Cathy was “Axis II” and the note in her file was underlined by the nurse with a pencil and a pursing of the lips.
She had been diagnosed with a personality disorder and placed unwittingly into the category of those whose behaviour is seen as manipulative and (perhaps more tellingly) taking up valuable clinical resources. She wasn't really “ill,” just twisted, indulgent, and demanding. All this was conveyed in a glance and gesture. It was the first of my many encounters in the private and public mental health systems with the judgement that accompanies a diagnosis of Borderline Personality Disorder – a potent label that’s hard for people to live down. Cathy had a long history of trauma and a recent bereavement. Her bad feelings made her vulnerable and she hadn’t developed good resources for self-soothing or emotion regulation. Did that make her a bad person or someone who didn’t deserve help?
I remember sitting with her while she worked on a jigsaw puzzle. She was perturbed by my presence, perhaps feeling that she needed to perform in some way or that I was somehow assessing her. There was an uneasy silence between us. I had made it to the other side of the professional/patient wall – but it wasn’t always a comfortable place for me. I could understand why she was wary and mistrustful. All the system had done was to judge and label her – keeping her safe, perhaps, but nothing really therapeutic had happened during her admission. She was given meds and close monitoring – that's about all. Perhaps that was all they could do given limited resources and the high level of risk she represented.

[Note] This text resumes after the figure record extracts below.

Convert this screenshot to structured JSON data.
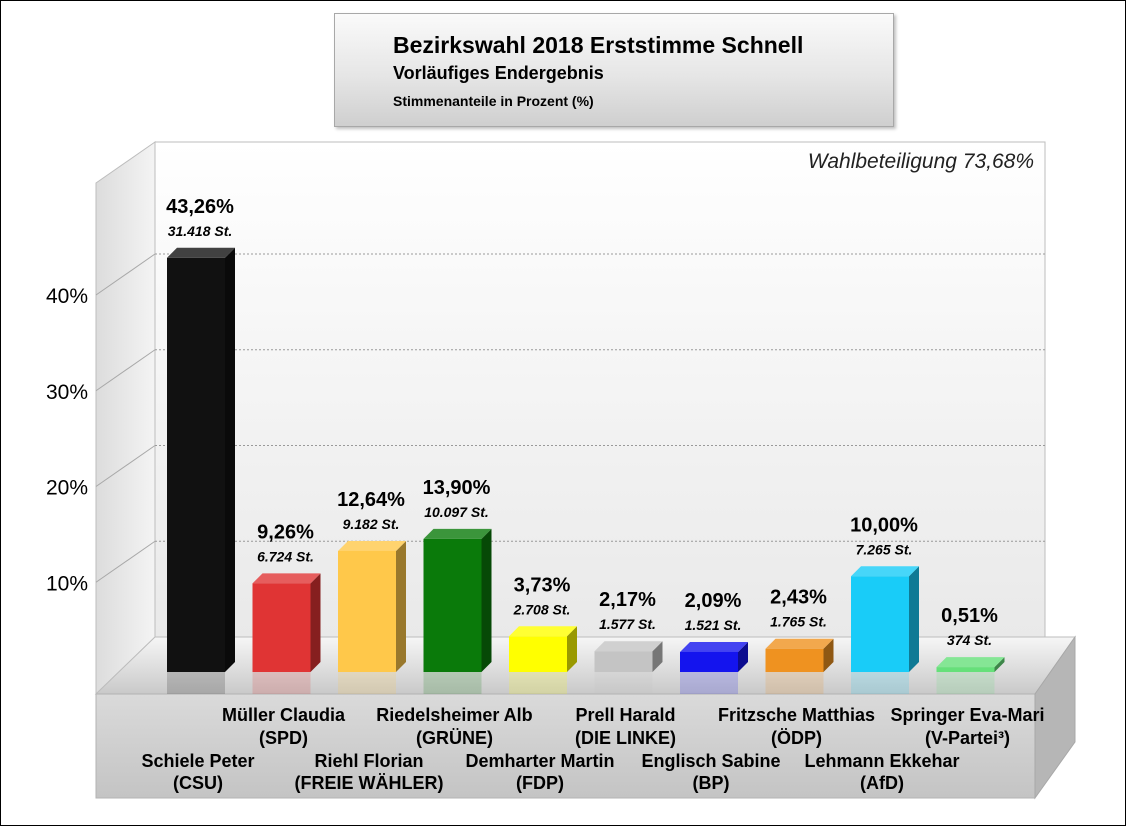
{
  "title": "Bezirkswahl 2018 Erststimme Schnell",
  "subtitle": "Vorläufiges Endergebnis",
  "note": "Stimmenanteile in Prozent (%)",
  "turnout": "Wahlbeteiligung 73,68%",
  "chart_data": {
    "type": "bar",
    "title": "Bezirkswahl 2018 Erststimme Schnell",
    "subtitle": "Vorläufiges Endergebnis",
    "ylabel": "",
    "xlabel": "",
    "ylim": [
      0,
      50
    ],
    "yticks": [
      10,
      20,
      30,
      40
    ],
    "ytick_labels": [
      "10%",
      "20%",
      "30%",
      "40%"
    ],
    "grid": true,
    "categories": [
      {
        "name": "Schiele Peter",
        "party": "(CSU)",
        "value": 43.26,
        "value_label": "43,26%",
        "votes": "31.418 St.",
        "color": "#111111"
      },
      {
        "name": "Müller Claudia",
        "party": "(SPD)",
        "value": 9.26,
        "value_label": "9,26%",
        "votes": "6.724 St.",
        "color": "#e03434"
      },
      {
        "name": "Riehl Florian",
        "party": "(FREIE WÄHLER)",
        "value": 12.64,
        "value_label": "12,64%",
        "votes": "9.182 St.",
        "color": "#ffc84a"
      },
      {
        "name": "Riedelsheimer Alb",
        "party": "(GRÜNE)",
        "value": 13.9,
        "value_label": "13,90%",
        "votes": "10.097 St.",
        "color": "#0a7a0a"
      },
      {
        "name": "Demharter Martin",
        "party": "(FDP)",
        "value": 3.73,
        "value_label": "3,73%",
        "votes": "2.708 St.",
        "color": "#ffff00"
      },
      {
        "name": "Prell Harald",
        "party": "(DIE LINKE)",
        "value": 2.17,
        "value_label": "2,17%",
        "votes": "1.577 St.",
        "color": "#c4c4c4"
      },
      {
        "name": "Englisch Sabine",
        "party": "(BP)",
        "value": 2.09,
        "value_label": "2,09%",
        "votes": "1.521 St.",
        "color": "#1414ee"
      },
      {
        "name": "Fritzsche Matthias",
        "party": "(ÖDP)",
        "value": 2.43,
        "value_label": "2,43%",
        "votes": "1.765 St.",
        "color": "#ef9220"
      },
      {
        "name": "Lehmann Ekkehar",
        "party": "(AfD)",
        "value": 10.0,
        "value_label": "10,00%",
        "votes": "7.265 St.",
        "color": "#19ccf8"
      },
      {
        "name": "Springer Eva-Mari",
        "party": "(V-Partei³)",
        "value": 0.51,
        "value_label": "0,51%",
        "votes": "374 St.",
        "color": "#66e07a"
      }
    ]
  }
}
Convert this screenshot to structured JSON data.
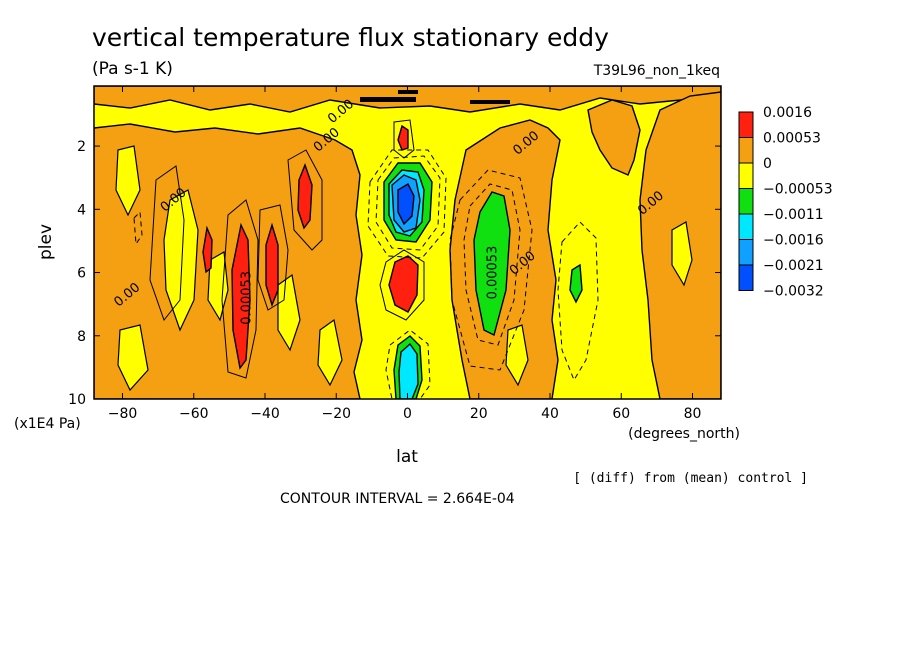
{
  "chart_data": {
    "type": "contour",
    "title": "vertical temperature flux stationary eddy",
    "units": "(Pa s-1 K)",
    "experiment": "T39L96_non_1keq",
    "xlabel": "lat",
    "xunits": "(degrees_north)",
    "ylabel": "plev",
    "yunits": "(x1E4 Pa)",
    "xlim": [
      -88,
      88
    ],
    "ylim": [
      10,
      0.1
    ],
    "xticks": [
      -80,
      -60,
      -40,
      -20,
      0,
      20,
      40,
      60,
      80
    ],
    "xtick_labels": [
      "-80",
      "-60",
      "-40",
      "-20",
      "0",
      "20",
      "40",
      "60",
      "80"
    ],
    "yticks": [
      2,
      4,
      6,
      8,
      10
    ],
    "ytick_labels": [
      "2",
      "4",
      "6",
      "8",
      "10"
    ],
    "contour_interval_text": "CONTOUR INTERVAL = 2.664E-04",
    "note": "[ (diff) from (mean) control ]",
    "legend": {
      "labels": [
        "0.0016",
        "0.00053",
        "0",
        "−0.00053",
        "−0.0011",
        "−0.0016",
        "−0.0021",
        "−0.0032"
      ],
      "colors": [
        "#ff2010",
        "#f5a012",
        "#ffff00",
        "#10e010",
        "#00e8ff",
        "#10a0ff",
        "#0050ff"
      ]
    },
    "contour_labels": [
      {
        "text": "0.00",
        "lat": -18,
        "plev": 1.0
      },
      {
        "text": "0.00",
        "lat": -22,
        "plev": 1.9
      },
      {
        "text": "0.00",
        "lat": -65,
        "plev": 3.8
      },
      {
        "text": "0.00",
        "lat": -78,
        "plev": 6.8
      },
      {
        "text": "0.00053",
        "lat": -44,
        "plev": 6.8
      },
      {
        "text": "0.00053",
        "lat": 25,
        "plev": 6.0
      },
      {
        "text": "0.00",
        "lat": 33,
        "plev": 5.8
      },
      {
        "text": "0.00",
        "lat": 34,
        "plev": 2.0
      },
      {
        "text": "0.00",
        "lat": 69,
        "plev": 3.9
      }
    ],
    "features": [
      {
        "kind": "positive_max",
        "lat": -47,
        "plev_top": 4.5,
        "plev_bottom": 8.8,
        "level": "0.0016"
      },
      {
        "kind": "positive_max",
        "lat": -38,
        "plev_top": 4.5,
        "plev_bottom": 7.0,
        "level": "0.0016"
      },
      {
        "kind": "positive_max",
        "lat": -28,
        "plev_top": 2.8,
        "plev_bottom": 4.5,
        "level": "0.0016"
      },
      {
        "kind": "positive_max",
        "lat": 0,
        "plev_top": 1.4,
        "plev_bottom": 2.1,
        "level": "0.0016"
      },
      {
        "kind": "positive_max",
        "lat": 0,
        "plev_top": 5.6,
        "plev_bottom": 7.3,
        "level": "0.0016"
      },
      {
        "kind": "negative_min",
        "lat": 0,
        "plev_top": 2.7,
        "plev_bottom": 4.6,
        "level": "-0.0032"
      },
      {
        "kind": "negative_min",
        "lat": 0,
        "plev_top": 8.1,
        "plev_bottom": 10.0,
        "level": "-0.0021"
      },
      {
        "kind": "negative_min",
        "lat": 25,
        "plev_top": 3.4,
        "plev_bottom": 8.3,
        "level": "-0.0011"
      },
      {
        "kind": "negative_min",
        "lat": 47,
        "plev_top": 5.7,
        "plev_bottom": 6.7,
        "level": "-0.0011"
      }
    ]
  }
}
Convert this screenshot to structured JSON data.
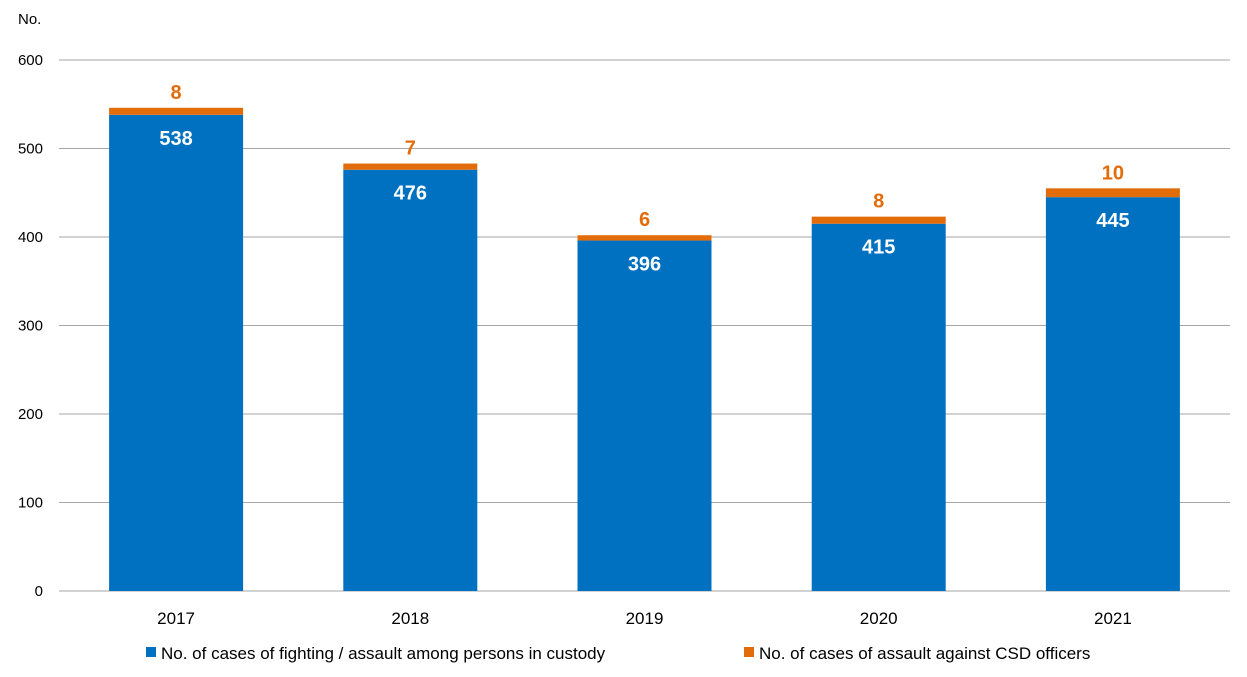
{
  "chart_data": {
    "type": "bar",
    "stacked": true,
    "unit_label": "No.",
    "categories": [
      "2017",
      "2018",
      "2019",
      "2020",
      "2021"
    ],
    "series": [
      {
        "name": "No. of cases of fighting / assault among persons in custody",
        "color": "#0070C0",
        "values": [
          538,
          476,
          396,
          415,
          445
        ]
      },
      {
        "name": "No. of cases of assault against CSD officers",
        "color": "#E36C0A",
        "values": [
          8,
          7,
          6,
          8,
          10
        ]
      }
    ],
    "ylim": [
      0,
      600
    ],
    "yticks": [
      0,
      100,
      200,
      300,
      400,
      500,
      600
    ],
    "grid": true,
    "legend_position": "bottom"
  }
}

One patient I met during my placement (“Claire”) was threatened with being moved to the public system if she didn’t shape up. At one stage she was asked whether she really wanted to be bunkmates with a 60 year-old schizophrenic. I guess these threats didn't work, because she failed to get better and wound up in the local area public mental health inpatient unit.
When I first met Claire, she was in bed playing with her phone. Her long black hair was spread across the pillow; she was also dressed in black – perhaps an outward expression of her feelings about herself. She was a troubled young girl with strong emotions and no ready language to make herself known or understood. Her desperately frightened parents had lost their other daughter to suicide the previous year. They were uninsured, and had spent a fortune on bed fees for Claire at the private facility, hoping against hope that their remaining daughter could be saved.
Claire’s mother approached me after a meeting throughout which her daughter had raged, howling and swearing at both of us - and anyone else who happened to pass by. I found it difficult to know what to say. I told her that yes, I had seen worse behaviour and no, I didn’t think the situation was hopeless. It seemed to help.
Claire’s young psychiatrist had kindly taken me under her wing and allowed me to sit in on sessions. Claire herself spent most of the family sessions texting or listening to music on her headphones. She seemed full of a hateful anger – vitriolic, dismissive, sarcastic and sullen in turns. She had, in her desperation, chosen non-verbal ways to make her feelings known. Her body and presence, her intense, unmediated affect swallowed up the room. It was hard to know how to help her.
The months I spent at the hospital were a time of learning and reflection. I made many mistakes and I also felt challenged in every way that it is possible to be. It was an intense time, but it was also exciting. I found myself confronted by the internal worlds of young people who were struggling with the most fundamental problems. Some of them allowed me in, some didn't, but to the ones who did, I will always be grateful. For all the effort and challenge of the time I spent in the hospital, I was more than rewarded by the young people I met.
They helped me discover what really matters.